| Crates.io | iron_learn |
| lib.rs | iron_learn |
| version | 0.6.5 |
| created_at | 2024-04-13 19:31:05.40559+00 |
| updated_at | 2025-12-31 21:13:01.297457+00 |
| description | A simple Rust ML library with GPU-accelerated gradient descent. Supports tensors, complex numbers, linear/logistic regression, and CUDA optimization. |
| homepage | |
| repository | https://github.com/Palash90/iron_learn |
| max_upload_size | |
| id | 1207789 |
| size | 2,411,560 |
A Rust machine learning library with optional GPU-accelerated optimization. Built for learning tensor operations, gradient-based algorithms, and numerical computing with an emphasis on type safety and correctness.
Let's take a look on what the library can do. In one of the POCs with a ~99K parameter vanilla neural network, I have tried the Universal Approximation Theorem to reconstruct an image. Following are few snaps from the training of a very complex funtion (an image of Simba).



For comparison, Following is the original image fed to the network.



You can find all the regenerated images in image/imagesdirectory.
Add to your Cargo.toml:
[dependencies]
iron_learn = "0.6"
use iron_learn::CpuTensor;
use iron_learn::Tensor;
// Create 2x2 matrices
let a: CpuTensor<f32> = CpuTensor::new(vec![2, 2], vec![1.0, 2.0, 3.0, 4.0]).unwrap();
let b: CpuTensor<f32> = CpuTensor::new(vec![2, 2], vec![5.0, 6.0, 7.0, 8.0]).unwrap();
println!("Original A:");
a.print_matrix();
println!("Original B:");
b.print_matrix();
// Add tensors without move
let sum = a.add(&b).unwrap();
println!("Sum:");
sum.print_matrix();
// Subtract tensors without move
let sum = a.sub(&b).unwrap();
println!("Difference:");
sum.print_matrix();
// Multiply tensors (Matrix multiplication)
let product = a.mul(&b).unwrap();
println!("Product:");
product.print_matrix();
// Multiply tensors (Element wise multiplication)
let product = a.multiply(&b).unwrap();
println!("Hadamard Product:");
product.print_matrix();
// Divide tensors (Element wise division)
let result = a.div(&b).unwrap();
println!("Division:");
result.print_matrix();
// Transpose
let t = a.t().unwrap();
println!("Transpose of A:");
t.print_matrix();
For detailed example, check out Examples
Prerequisites:
cupy is needed for running python_scripts.The library has two modes - CPU and Cuda.
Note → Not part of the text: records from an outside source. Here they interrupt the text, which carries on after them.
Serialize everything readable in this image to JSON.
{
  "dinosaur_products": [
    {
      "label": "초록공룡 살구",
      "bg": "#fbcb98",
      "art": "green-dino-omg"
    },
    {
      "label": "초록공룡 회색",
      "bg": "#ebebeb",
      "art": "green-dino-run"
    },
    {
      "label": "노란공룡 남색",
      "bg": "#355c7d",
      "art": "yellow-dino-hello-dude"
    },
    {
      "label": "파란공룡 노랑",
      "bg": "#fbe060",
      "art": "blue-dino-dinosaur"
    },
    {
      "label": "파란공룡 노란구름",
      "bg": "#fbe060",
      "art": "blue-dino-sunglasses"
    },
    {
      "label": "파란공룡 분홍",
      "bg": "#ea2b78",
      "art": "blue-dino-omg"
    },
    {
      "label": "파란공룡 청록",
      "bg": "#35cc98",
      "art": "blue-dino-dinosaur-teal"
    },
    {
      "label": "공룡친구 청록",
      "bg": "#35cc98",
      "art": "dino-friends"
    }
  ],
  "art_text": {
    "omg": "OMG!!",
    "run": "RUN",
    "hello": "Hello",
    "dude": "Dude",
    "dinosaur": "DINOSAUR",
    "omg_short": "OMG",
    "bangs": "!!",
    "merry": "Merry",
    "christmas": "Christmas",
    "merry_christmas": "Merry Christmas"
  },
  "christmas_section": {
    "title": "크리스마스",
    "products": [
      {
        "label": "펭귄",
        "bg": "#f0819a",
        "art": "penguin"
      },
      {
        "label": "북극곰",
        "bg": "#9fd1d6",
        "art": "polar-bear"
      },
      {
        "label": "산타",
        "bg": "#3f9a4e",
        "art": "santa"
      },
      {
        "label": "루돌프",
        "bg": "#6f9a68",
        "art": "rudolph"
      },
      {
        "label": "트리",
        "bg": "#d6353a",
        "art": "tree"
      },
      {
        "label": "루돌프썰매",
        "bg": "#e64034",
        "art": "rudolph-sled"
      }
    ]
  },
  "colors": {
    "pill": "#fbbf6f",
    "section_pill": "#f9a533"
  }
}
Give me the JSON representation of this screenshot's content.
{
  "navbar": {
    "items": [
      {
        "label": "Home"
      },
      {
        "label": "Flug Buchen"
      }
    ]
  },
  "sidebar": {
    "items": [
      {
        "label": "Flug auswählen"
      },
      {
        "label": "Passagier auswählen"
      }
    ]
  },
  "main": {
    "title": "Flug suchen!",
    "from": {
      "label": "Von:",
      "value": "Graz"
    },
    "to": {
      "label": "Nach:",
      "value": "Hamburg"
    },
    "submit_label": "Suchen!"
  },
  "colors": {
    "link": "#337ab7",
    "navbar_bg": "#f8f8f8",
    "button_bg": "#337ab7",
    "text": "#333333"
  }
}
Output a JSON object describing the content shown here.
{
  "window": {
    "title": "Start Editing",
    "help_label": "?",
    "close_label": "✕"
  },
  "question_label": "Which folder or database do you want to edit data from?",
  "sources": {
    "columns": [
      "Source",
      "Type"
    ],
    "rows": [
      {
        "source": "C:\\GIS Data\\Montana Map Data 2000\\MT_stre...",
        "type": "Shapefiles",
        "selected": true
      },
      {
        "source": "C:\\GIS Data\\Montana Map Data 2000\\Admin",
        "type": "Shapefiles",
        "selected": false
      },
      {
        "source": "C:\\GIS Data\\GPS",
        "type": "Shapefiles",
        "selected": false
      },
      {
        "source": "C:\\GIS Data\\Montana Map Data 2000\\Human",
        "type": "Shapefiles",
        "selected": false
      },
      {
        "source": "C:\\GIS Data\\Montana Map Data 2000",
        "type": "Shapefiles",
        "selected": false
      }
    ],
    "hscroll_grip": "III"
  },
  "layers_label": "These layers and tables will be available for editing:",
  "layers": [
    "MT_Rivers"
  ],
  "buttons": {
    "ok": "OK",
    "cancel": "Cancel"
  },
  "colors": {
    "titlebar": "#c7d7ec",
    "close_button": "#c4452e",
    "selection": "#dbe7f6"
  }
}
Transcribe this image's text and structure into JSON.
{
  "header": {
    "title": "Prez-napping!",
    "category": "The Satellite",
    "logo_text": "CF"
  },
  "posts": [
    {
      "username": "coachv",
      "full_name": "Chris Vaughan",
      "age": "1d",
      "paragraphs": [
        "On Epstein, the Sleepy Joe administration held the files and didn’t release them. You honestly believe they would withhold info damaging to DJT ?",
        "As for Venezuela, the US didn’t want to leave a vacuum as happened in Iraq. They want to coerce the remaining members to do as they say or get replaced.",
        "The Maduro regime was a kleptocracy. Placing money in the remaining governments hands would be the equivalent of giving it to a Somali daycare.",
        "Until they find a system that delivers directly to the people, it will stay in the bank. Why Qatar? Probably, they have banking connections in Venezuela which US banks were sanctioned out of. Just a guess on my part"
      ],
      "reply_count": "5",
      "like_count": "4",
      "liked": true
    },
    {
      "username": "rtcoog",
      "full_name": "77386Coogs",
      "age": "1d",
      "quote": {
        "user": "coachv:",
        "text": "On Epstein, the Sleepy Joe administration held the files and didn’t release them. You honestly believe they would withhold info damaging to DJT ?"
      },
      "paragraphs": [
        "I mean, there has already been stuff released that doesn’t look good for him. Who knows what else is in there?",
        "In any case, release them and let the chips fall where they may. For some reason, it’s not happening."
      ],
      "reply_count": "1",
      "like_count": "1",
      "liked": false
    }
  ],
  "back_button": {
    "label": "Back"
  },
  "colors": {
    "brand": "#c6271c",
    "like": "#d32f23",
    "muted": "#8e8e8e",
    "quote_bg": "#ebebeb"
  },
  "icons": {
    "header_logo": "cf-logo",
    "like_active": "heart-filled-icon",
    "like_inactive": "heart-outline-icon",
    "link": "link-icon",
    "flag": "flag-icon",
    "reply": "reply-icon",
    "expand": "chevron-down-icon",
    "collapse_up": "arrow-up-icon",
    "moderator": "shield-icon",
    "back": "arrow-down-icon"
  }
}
Default is CPU, Cuda comes as an optional feature. If you have CUDA environment setup, you can use --features=cuda flag for building and running the code.
Build the basic CPU based Rust library and examples:
cargo build --release
Run unit tests:
cargo test
Run the Rust demonstration runners (examples):
# This is to get a comprehensive documentation of all the CLI Flags
cargo run -- -h
# Run a neural network example
cargo run
If you want to enable CUDA-backed tensors, ensure your environment has CUDA installed and visible to the linker. Typical workflow is the same cargo build --features=cuda but the code will initialize GPU devices at runtime when init_gpu() or init_context() is invoked.
Python scripts can be run directly:
python python_scripts/k-means.py
python anomaly_detection.py
python_scripts/check_cuda.py is a small utility to detect/validate CUDA availability from Python; useful for quick GPU checks.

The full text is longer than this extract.